LG Berlin Im Namen des VolkesDer Mandant wurde erstinstanzlich verurteilt. Und das, obwohl er unschuldig sei. Er hatte keinen Verteidiger beauftragt … aus eben diesem Grunde. Wenn man unschuldig ist, braucht man keinen Strafverteidiger. Das war seine Ansicht bis kurz vor Urteilsverkündung.

Kurz danach kam er zu mir, und wir haben gemeinsam in der Berufung die Fehler wieder beheben können, die das Amtsgericht Tiergarten und die Staatsanwaltschaft in der ersten Instanz gemacht haben.

Ok, wir hatten auch Glück mit dem Richter. Einer der nicht nur sein Handwerk in Moabit ausübt, sondern auch noch an der Freien Universität als Professor tätig ist. Entsprechend penibel wurde hier die Strafprozeßordnung (StPO) angewandt, so daß es eine Freude war, ihm aus Sicht der Verteidigung bei seiner Vorlesung Prozeßführung zuzuschauen.

An der einen oder anderen Stelle merkte man schon sehr deutlich seine starke Wissenschaftslastigkeit, wo in der sonstigen Moabiter Praxis wesentlich mehr Hemdsärmeligkeit üblich ist. Aber da die StPO die vornehme Aufgabe hat, den Angeklagten vor Übergriffen der Staatswalt zu schützen, war es uns auf der Verteidigerbank nur Recht.

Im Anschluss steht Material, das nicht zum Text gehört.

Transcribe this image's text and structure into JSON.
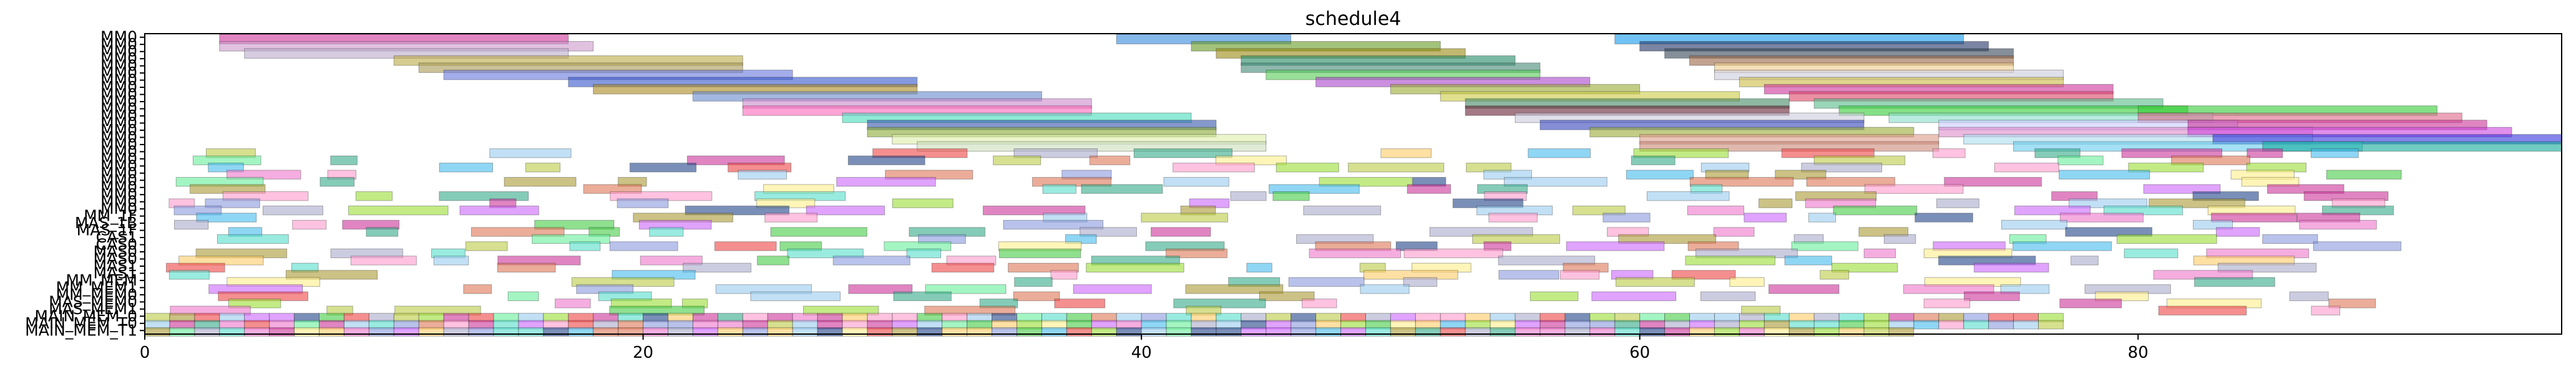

An einer Stelle meine ich aber, übertreibt es der Herr Professor, besonders mit der Umsetzung des Urteils des zweiten Senats des Bundesverfassungsgerichts (BVerfG) vom 19. März 2013 und den darin formulierten Transparenz- und Dokumentationspflichten:

Freispruchohneverständigung

Ich kann mir echt wenig Freisprüche vorstellen, die auf einer Verständigung beruhen. 8-)

Anyway, der Freispruch ist rechtskräftig und der Mandant um eine Erfahrung reicher: Gerade Unschuldige brauchen einen Strafverteidiger.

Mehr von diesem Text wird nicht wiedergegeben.